Mentre la politica riprende il timone, la “scienza” economica è in ritirata. Le virgolette sono dovute, anche se nessuna scienza, nemmeno quelle naturali, è esatta, come si sa da oltre un secolo. Gli economisti ormai da anni non fanno che dedicarsi all’autocritica. Prima sull’illusione che le innovazioni tecnologiche e finanziarie, insieme alla nuova immensa domanda dai Paesi in via di sviluppo, avrebbero allontanato per sempre crisi distruttive. Si teorizzava la fine del ciclo economico, tutt’al più qualche piccola oscillazione in alto e in basso. Poi è arrivato il 2008. «Come mai non l’avevate previsto?», chiese con il suo finto candore la regina Elisabetta ai soloni della London School of Economics e quelli, con il capo cosparso di cenere impiegarono alcuni mesi di discussioni intense prima di mandare una lettera di scuse. Nemmeno fossero i chierici della Scolastica davanti al Papa.

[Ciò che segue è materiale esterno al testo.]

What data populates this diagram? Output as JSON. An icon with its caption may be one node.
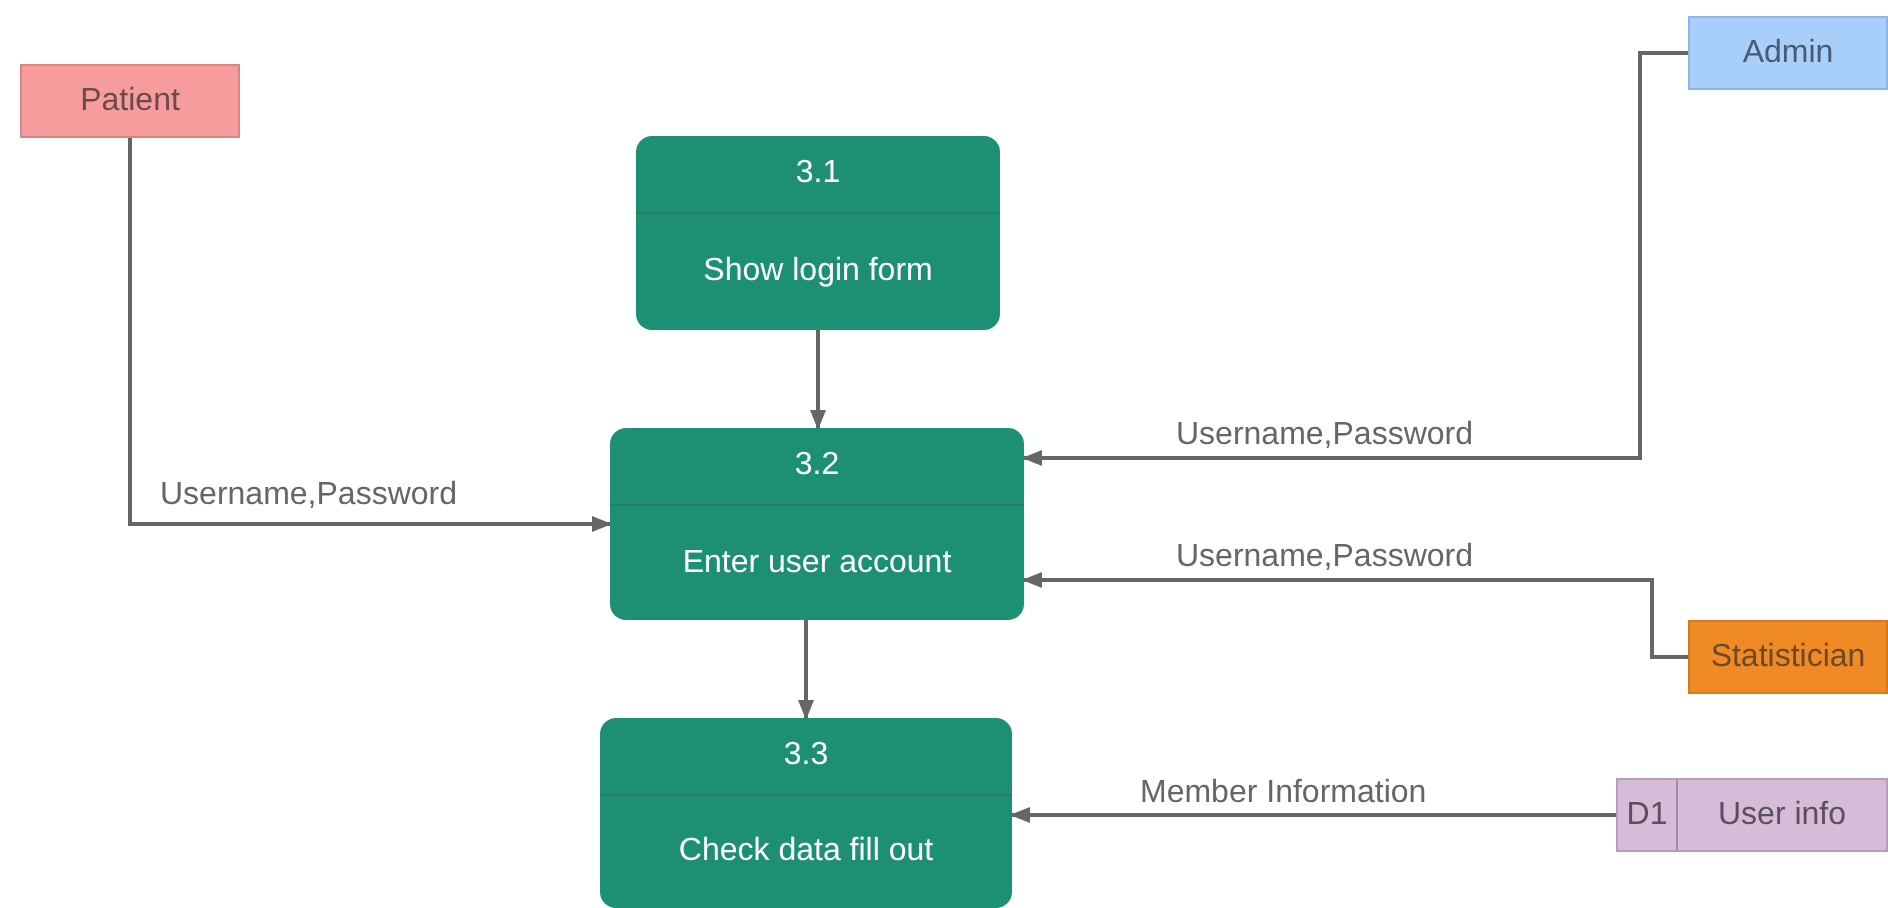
{
  "diagram": {
    "nodes": [
      {
        "text": [
          "Patient"
        ]
      },
      {
        "text": [
          "Admin"
        ]
      },
      {
        "text": [
          "3.1",
          "Show login form"
        ]
      },
      {
        "text": [
          "3.2",
          "Enter user account"
        ]
      },
      {
        "text": [
          "Statistician"
        ]
      },
      {
        "text": [
          "3.3",
          "Check data fill out"
        ]
      },
      {
        "text": [
          "D1",
          "User info"
        ]
      }
    ],
    "edges": [
      {
        "from": 0,
        "to": 3,
        "arrow": "to",
        "label": "Username,Password"
      },
      {
        "from": 2,
        "to": 3,
        "arrow": "to"
      },
      {
        "from": 1,
        "to": 3,
        "arrow": "to",
        "label": "Username,Password"
      },
      {
        "from": 4,
        "to": 3,
        "arrow": "to",
        "label": "Username,Password"
      },
      {
        "from": 3,
        "to": 5,
        "arrow": "to"
      },
      {
        "from": 6,
        "to": 5,
        "arrow": "to",
        "label": "Member Information"
      }
    ]
  }
}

Adesso l’autocritica riguarda l’austerità: Olivier Blanchard e i suoi aiutanti al Fondo monetario internazionale sostengono che l’acceleratore fiscale non è più 0,5, ma 1,5. I mutamenti strutturali indotti dalla crisi lo hanno portato ben oltre l’un per cento, quindi l’impatto della stretta sulla congiuntura è triplo. La colpa è anche del fatto che le banche centrali hanno inondato il mercato di liquidità e ridotto i tassi a valori reali negativi. Alla faccia dei manuali. Non solo.
Blanchard sostiene da tempo che la lotta all’inflazione è vittima dei propri successi: i prezzi sono troppo bassi, siamo al limite della deflazione nei Paesi occidentali. Anche questo è conseguenza dei mutamenti del reale: tecnologie, concorrenza salariale al ribasso dai paesi in via di sviluppo, nuovi settori produttivi, nuove consapevolezze sociali e politiche (come nel caso della lotta al caro farmaci), scoperte energetiche (come il gas e il petrolio dalle scisti rocciose).
Insomma, ci sono più cose in cielo e in terra Orazio di quante ne sogni la tua filosofia. Lo diceva già Shakespeare (che forse era Bacone o lo citava). E vale ancora, per fortuna. Guai alla dittatura dei numeri che, come lamenta il Censis, sono troppi e, quindi, servono solo per comunicare, non per conoscere. E guai all’inflazione mediatica (sempre il Censis) che impedisce di capire che cosa è importante e cosa no, enfatizzando le peggiori tendenze di una “società impersonale”, verso la quale si tende ad avere lo stesso atteggiamento che si ha verso il paesaggio: contemplativo e sostanzialmente rassegnato.
La conferma viene dalla reazione dei mercati proprio alle ultime dichiarazioni di Bernanke. L’espansione monetaria rallenterà nel 2014, probabilmente già alla fine di quest’anno, se la disoccupazione americana continuerà a scendere (l’obiettivo del 6,5% verrebbe raggiunto prima del previsto) e l’inflazione si manterrà come ora sotto il 2%. Per ora nulla cambia, ma gli operatori che leggono i giornali e non i dati, hanno cominciato a vendere titoli temendo un rialzo dei tassi. Che avverrà tra molti mesi, tra un anno. Un’eternità. Forse.
Su delle mere ipotesi che estrapolano l’oggi, quindi sono sempre soggette a errore, si muovono miliardi di miliardi di dollari, si condannano uomini o Paesi a una nuova povertà. È il mercato bellezza? No, è una falsa idea di mercato che non tiene conto della storia, della società, della politica, della psicologia. Non quello di Adam Smith, semmai quello di una disciplina sempre più ancella e anticamera di fortune create dal potere. E poi non ci si lamenti se la politica torna al primo posto.